Empirical equations are used for both allocation $f_{y$

and the rate of change of structural features. Empirical coefficients of these equations are indicated as ${\displaystyle C_{n}}$, with ${\displaystyle {n}}$ a numeric identifier.
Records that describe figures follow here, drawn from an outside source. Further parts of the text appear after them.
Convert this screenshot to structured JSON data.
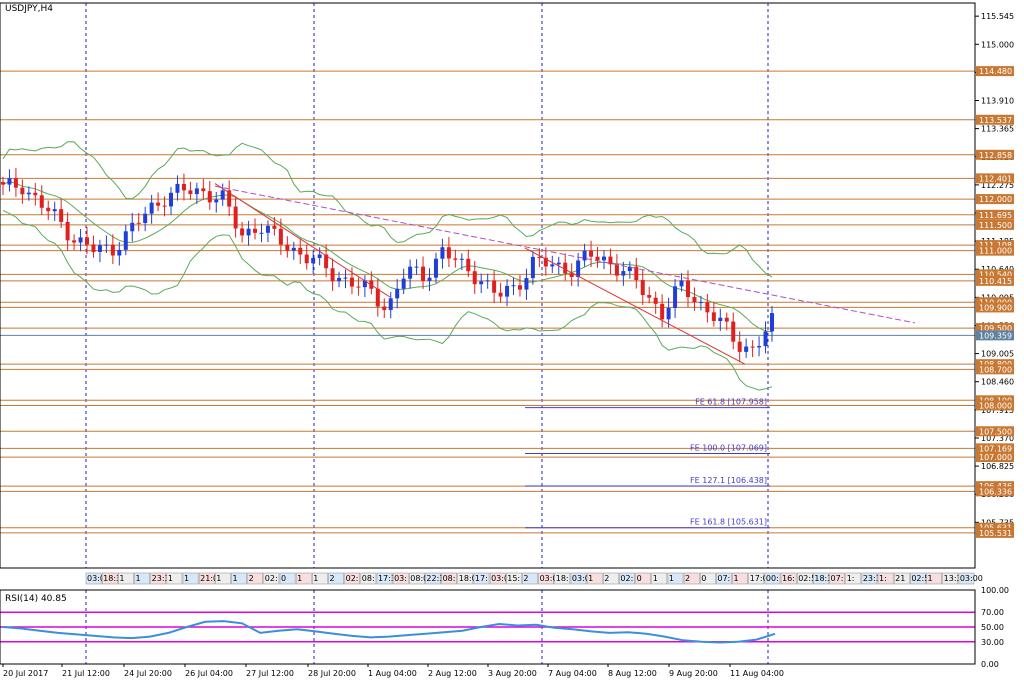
{
  "window_title": "USDJPY,H4",
  "indicator_title": "RSI(14) 40.85",
  "colors": {
    "bull": "#1f3fd8",
    "bear": "#e02020",
    "level": "#c87832",
    "label_bg": "#c87832",
    "bands": "#5aaa5a",
    "fib": "#4040c8",
    "trend_purple": "#b050c0",
    "trend_red": "#e03030",
    "rsi_line": "#3a8ee0",
    "rsi_level": "#e000e0",
    "grid_vline": "#2020c0",
    "axis": "#2020c0",
    "current_price": "#6080a0"
  },
  "chart_data": {
    "type": "candlestick",
    "symbol": "USDJPY",
    "timeframe": "H4",
    "ylim": [
      104.85,
      115.8
    ],
    "price_ticks": [
      "115.545",
      "115.000",
      "114.455",
      "113.910",
      "113.365",
      "112.820",
      "112.275",
      "111.730",
      "111.185",
      "110.640",
      "110.095",
      "109.550",
      "109.005",
      "108.460",
      "107.915",
      "107.370",
      "106.825",
      "106.280",
      "105.735"
    ],
    "levels": [
      "114.480",
      "113.537",
      "112.858",
      "112.401",
      "112.000",
      "111.695",
      "111.500",
      "111.108",
      "111.000",
      "110.540",
      "110.415",
      "110.000",
      "109.900",
      "109.500",
      "109.359",
      "108.800",
      "108.700",
      "108.100",
      "108.000",
      "107.500",
      "107.169",
      "107.000",
      "106.436",
      "106.336",
      "105.631",
      "105.531"
    ],
    "current_price": "109.359",
    "fibonacci": [
      {
        "label": "FE 61.8 [107.958]",
        "value": 107.958
      },
      {
        "label": "FE 100.0 [107.069]",
        "value": 107.069
      },
      {
        "label": "FE 127.1 [106.438]",
        "value": 106.438
      },
      {
        "label": "FE 161.8 [105.631]",
        "value": 105.631
      }
    ],
    "date_labels": [
      "20 Jul 2017",
      "21 Jul 12:00",
      "24 Jul 20:00",
      "26 Jul 04:00",
      "27 Jul 12:00",
      "28 Jul 20:00",
      "1 Aug 04:00",
      "2 Aug 12:00",
      "3 Aug 20:00",
      "7 Aug 04:00",
      "8 Aug 12:00",
      "9 Aug 20:00",
      "11 Aug 04:00"
    ],
    "close_path": [
      112.2,
      112.3,
      111.9,
      111.6,
      111.2,
      111.0,
      111.05,
      111.4,
      111.8,
      112.1,
      112.15,
      112.15,
      112.0,
      111.3,
      111.5,
      111.2,
      111.0,
      110.8,
      110.55,
      110.4,
      110.2,
      109.9,
      110.6,
      110.5,
      111.0,
      110.7,
      110.5,
      110.1,
      110.3,
      110.8,
      110.7,
      110.65,
      110.9,
      110.8,
      110.6,
      110.2,
      109.8,
      110.3,
      110.0,
      109.7,
      109.2,
      109.1,
      109.6
    ],
    "rsi": {
      "ylim": [
        0,
        100
      ],
      "ticks": [
        "100.00",
        "70.00",
        "50.00",
        "30.00",
        "0.00"
      ],
      "levels": [
        70,
        50,
        30
      ],
      "values": [
        50,
        48,
        45,
        42,
        40,
        38,
        36,
        35,
        37,
        42,
        50,
        57,
        58,
        55,
        42,
        45,
        47,
        44,
        41,
        38,
        36,
        37,
        39,
        41,
        43,
        45,
        50,
        54,
        52,
        53,
        49,
        47,
        44,
        42,
        43,
        41,
        37,
        32,
        30,
        29,
        30,
        33,
        40.85
      ]
    },
    "session_labels": [
      "03:00",
      "18:30",
      "1",
      "1",
      "23:30",
      "1",
      "1",
      "21:00",
      "1",
      "1",
      "2",
      "02:",
      "0",
      "1",
      "1",
      "2",
      "02:",
      "08:",
      "17:30",
      "03:",
      "08:00",
      "22:30",
      "08:",
      "18:00",
      "17:",
      "03:00",
      "15:",
      "2",
      "03:00",
      "18:",
      "03:00",
      "1",
      "2",
      "02:",
      "0",
      "1",
      "1",
      "2",
      "0",
      "07:",
      "1",
      "17:00",
      "00:",
      "16:",
      "02:50",
      "18:30",
      "07:",
      "1:",
      "23:30",
      "1:",
      "21",
      "02:50",
      "1",
      "13:30",
      "03:00"
    ]
  }
}
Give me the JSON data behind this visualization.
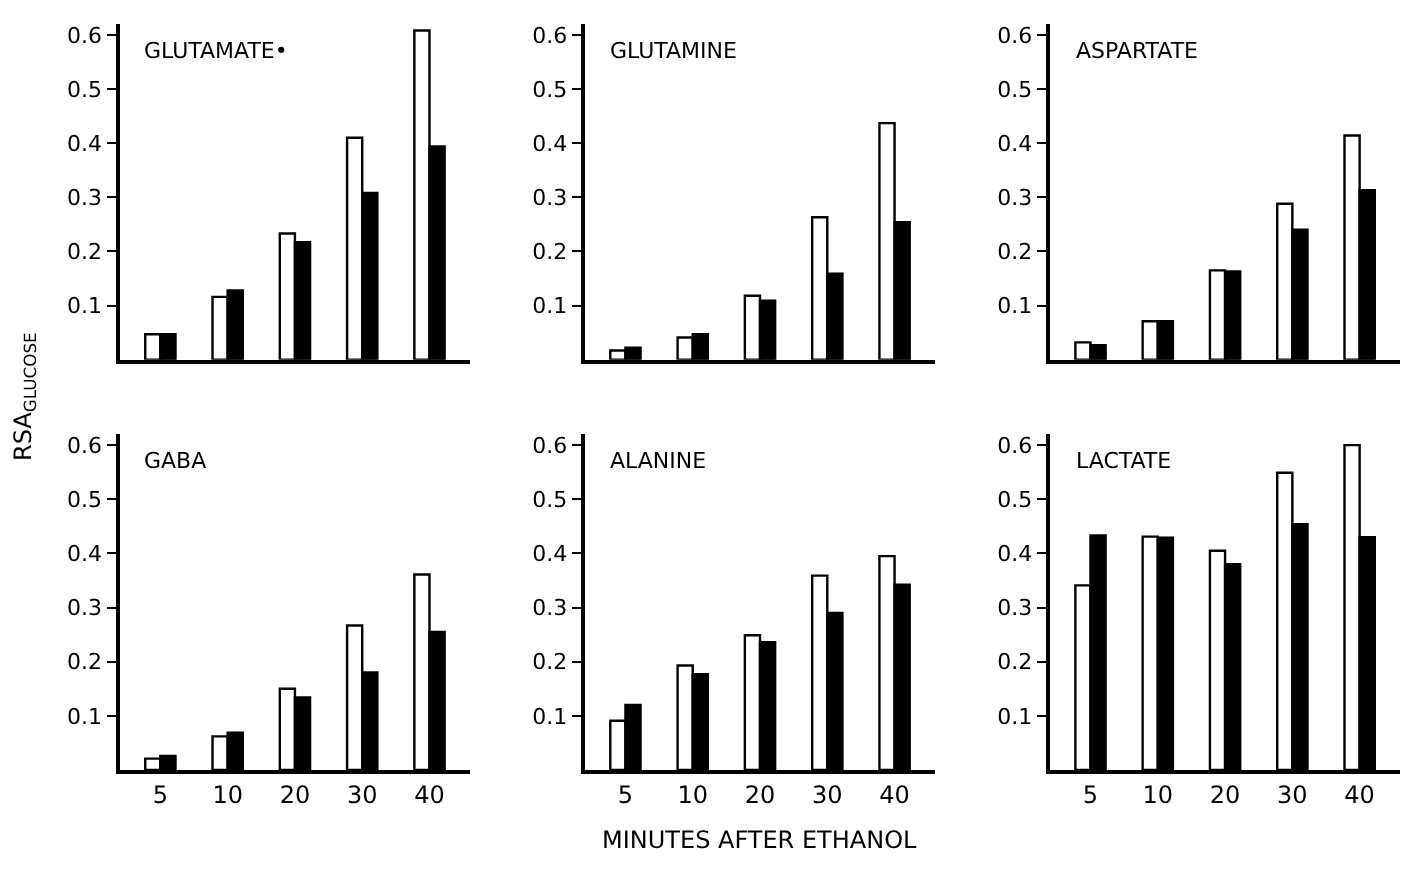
{
  "chart_data": [
    {
      "type": "bar",
      "title": "GLUTAMATE•",
      "ylabel": "RSA$_{GLUCOSE}$",
      "categories": [
        "5",
        "10",
        "20",
        "30",
        "40"
      ],
      "tick_labels": "y",
      "ylim": [
        0,
        0.62
      ],
      "yticks": [
        0.1,
        0.2,
        0.3,
        0.4,
        0.5,
        0.6
      ],
      "series": [
        {
          "color": "#ffffff",
          "values": [
            0.047,
            0.116,
            0.233,
            0.41,
            0.608
          ]
        },
        {
          "color": "#000000",
          "values": [
            0.047,
            0.128,
            0.217,
            0.308,
            0.394
          ]
        }
      ]
    },
    {
      "type": "bar",
      "title": "GLUTAMINE",
      "categories": [
        "5",
        "10",
        "20",
        "30",
        "40"
      ],
      "tick_labels": "y",
      "ylim": [
        0,
        0.62
      ],
      "yticks": [
        0.1,
        0.2,
        0.3,
        0.4,
        0.5,
        0.6
      ],
      "series": [
        {
          "color": "#ffffff",
          "values": [
            0.017,
            0.041,
            0.118,
            0.263,
            0.437
          ]
        },
        {
          "color": "#000000",
          "values": [
            0.022,
            0.047,
            0.109,
            0.159,
            0.254
          ]
        }
      ]
    },
    {
      "type": "bar",
      "title": "ASPARTATE",
      "categories": [
        "5",
        "10",
        "20",
        "30",
        "40"
      ],
      "tick_labels": "y",
      "ylim": [
        0,
        0.62
      ],
      "yticks": [
        0.1,
        0.2,
        0.3,
        0.4,
        0.5,
        0.6
      ],
      "series": [
        {
          "color": "#ffffff",
          "values": [
            0.032,
            0.071,
            0.165,
            0.288,
            0.414
          ]
        },
        {
          "color": "#000000",
          "values": [
            0.027,
            0.071,
            0.163,
            0.24,
            0.313
          ]
        }
      ]
    },
    {
      "type": "bar",
      "title": "GABA",
      "categories": [
        "5",
        "10",
        "20",
        "30",
        "40"
      ],
      "ylim": [
        0,
        0.62
      ],
      "yticks": [
        0.1,
        0.2,
        0.3,
        0.4,
        0.5,
        0.6
      ],
      "series": [
        {
          "color": "#ffffff",
          "values": [
            0.021,
            0.062,
            0.15,
            0.267,
            0.361
          ]
        },
        {
          "color": "#000000",
          "values": [
            0.026,
            0.069,
            0.134,
            0.18,
            0.255
          ]
        }
      ]
    },
    {
      "type": "bar",
      "title": "ALANINE",
      "xlabel": "MINUTES AFTER ETHANOL",
      "categories": [
        "5",
        "10",
        "20",
        "30",
        "40"
      ],
      "ylim": [
        0,
        0.62
      ],
      "yticks": [
        0.1,
        0.2,
        0.3,
        0.4,
        0.5,
        0.6
      ],
      "series": [
        {
          "color": "#ffffff",
          "values": [
            0.091,
            0.193,
            0.249,
            0.359,
            0.395
          ]
        },
        {
          "color": "#000000",
          "values": [
            0.12,
            0.177,
            0.236,
            0.29,
            0.342
          ]
        }
      ]
    },
    {
      "type": "bar",
      "title": "LACTATE",
      "categories": [
        "5",
        "10",
        "20",
        "30",
        "40"
      ],
      "ylim": [
        0,
        0.62
      ],
      "yticks": [
        0.1,
        0.2,
        0.3,
        0.4,
        0.5,
        0.6
      ],
      "series": [
        {
          "color": "#ffffff",
          "values": [
            0.341,
            0.431,
            0.405,
            0.549,
            0.6
          ]
        },
        {
          "color": "#000000",
          "values": [
            0.433,
            0.429,
            0.38,
            0.454,
            0.43
          ]
        }
      ]
    }
  ]
}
See  allocation parameters for the values of ${\displaystyle C_{n}}$ for different tree species.


${\displaystyle \ln \left({\frac {Wfl}{Wst}}\right)=C1+C2\cdot \ln \left(Wsh\right)+C3\cdot \ln \left(Wsh\right)^{2}+C4\cdot \ln \left(Wsh\right)^{3}}$

${\displaystyle \ln \left({\frac {Wbr}{Wst}}\right)=C5+C6\cdot \ln \left(Wsh\right)+C7\cdot \ln \left(Wsh\right)^{2}+C8\cdot \ln \left(Wsh\right)^{3}}$

${\displaystyle \Rightarrow {\frac {Wst}{Wsh}}={\frac {1}{1+\ln \left({\frac {Wfl}{Wst}}\right)+\ln \left({\frac {Wbr}{Wst}}\right)}}}$

with:

fl: foliage; br: branches; st: stem (= heartwood + sapwood); sh: shoot (foliage+branches+stem)

The fraction of NPP allocated to the plant components $f_{y$

are derived such that the tree strives for partitioning ratios between plant organs, ${\displaystyle y}$. A fixed fraction of NPP is allocated to the roots.


## structural features

Structural features simulated by the ForGEM model are stem volume, tree height and stem diameter

### stem volume

${\displaystyle {\frac {dV}{dt}}={\frac {f_{st}}{\rho _{st}}}\cdot NPP}$

With:

$f{}_{st$

allocation of NPP to stem

${\displaystyle \rho _{st}}$: wood density

### height

${\displaystyle H=H_{\max }\cdot \left(1-e^{C7\cdot t}\right)^{C8}}$

${\displaystyle \Rightarrow {\frac {dH}{dt}}=C7\cdot C8\cdot H\cdot \left({\frac {e^{C7\cdot t}}{1-e^{C7\cdot t}}}\right)}$

with:

H: tree height (m) t: tree age (yr)

See height parameters for the values of ${\displaystyle C_{n}}$ for different tree species.

### stem diameter

${\displaystyle V=D^{C1}\cdot H^{C2}\cdot e^{C3}}$

${\displaystyle \Rightarrow {\frac {dD}{dt}}={\frac {D}{C_{1}}}x\,\left\{{\frac {1}{V}}\cdot {\frac {dV}{dt}}-{\frac {C_{1}}{H}}\cdot {\frac {dH}{dt}}\right\}}$

with:

V: volume (dm^3 stem^-1)

D: stem diameter at breast height (cm)

e: exponent of the natural logarithm.